The tech behind the tech

To provide ML and sensor fusion at the edge while simultaneously undertaking a heavy computational workload and supervising reliable and secure wireless connectivity, places significant demands on the wireless SoCs that power today’s advanced health wearables.   

And as wearables are designed to be worn comfortably and imperceptibly around the clock, size and weight are also key considerations. That means the SoCs that power them must pack a lot of hardware—an MCU, radio, memory, security features—into a package that in the case of a smart ring might measure no more than 8 by 3 mm. These space constraints also immediately limit the size, weight, and capacity of the battery that can be used in the wearable. As a result, power consumption is always a critical design consideration, and the SoC used needs to be optimized for ultra-low power consumption.

Power-packed Nordic wireless SoCs

Chipmakers have responded to the strict size constraints of today’s wearables by releasing ever more powerful SoCs in smaller packages. Nordic Semiconductor's nRF54L Series, for example, offers an ultra-compact 2.4 by 2.2 mm WLCSP variant 50 percent smaller than its comparable predecessor, while at the same time doubling the processing power, tripling the processing efficiency, and lowering the power consumption. 

Within the series, the nRF54L15 offers the largest memory capacity with 1.5 MB non-volatile memory (NVM) and 256 KB RAM, ideal for demanding, clinical grade wearable applications. In addition to expanded memory, the nRF54L Series integrates a low-power RISC-V coprocessor, supporting advanced application requirements without additional external components, reducing BOM costs, and again enabling compact designs. 

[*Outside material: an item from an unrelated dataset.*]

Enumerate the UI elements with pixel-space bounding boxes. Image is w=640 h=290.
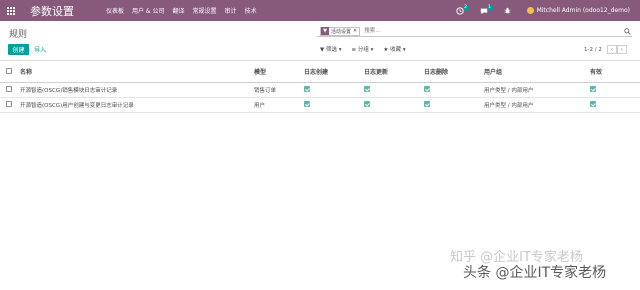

And with consumers ever vigilant about protecting their sensitive personal data, the nRF54L Series prioritizes security by design, integrating features such as Arm TrustZone isolation, tamper sensors, and hardened cryptographic accelerators to fulfill essential-to-advanced security requirements. 

Next steps to clinical adoption

The next steps towards more widespread clinical adoption lie with regulators as much as developers. Today’s advanced SoCs can undertake the workload, and hundreds if not thousands of devices are already in use, but not enough of them have been approved for clinical use by regulators. Approvals are expensive and time-consuming and the incentives to obtain them are limited compared to marketing devices directly to consumers as ‘well-being tools’. 

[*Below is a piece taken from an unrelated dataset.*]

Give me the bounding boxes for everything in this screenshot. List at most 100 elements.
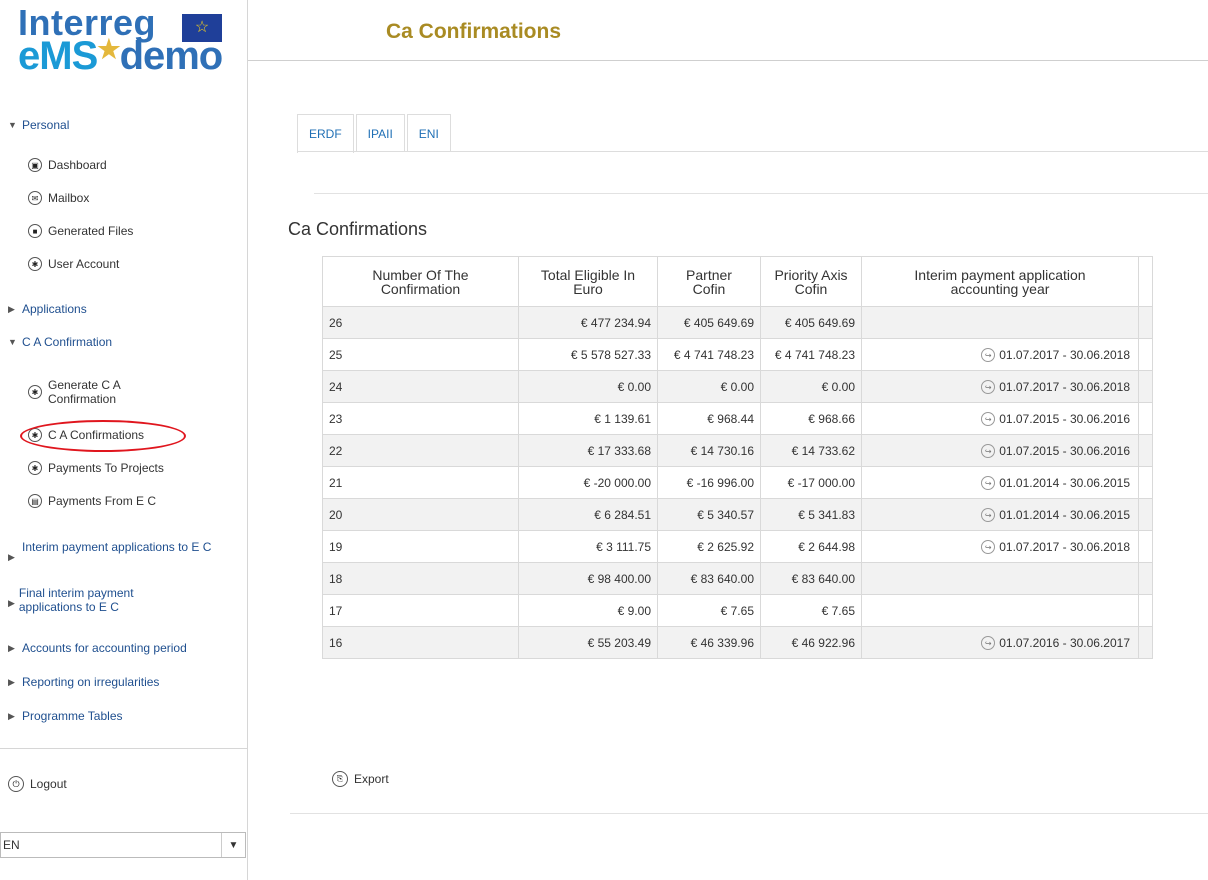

That said, none of the barriers to clinical adoption are insurmountable with a multi-faceted approach. By improving data accuracy, establishing regulatory frameworks, ensuring data privacy, and ensuring wearables are accessible and user-friendly for patients,  wearables can become a valuable tool in personalized medicine and chronic disease management.

 

References

  1. Global Wearable Technology Adoption Rates Over the Last 100 Years. HEOS Theory, 2024. 
  2. Wearable Devices Market Insights. IDC, April 2025. 
  3. Digital Healthcare. GWI, March 2020.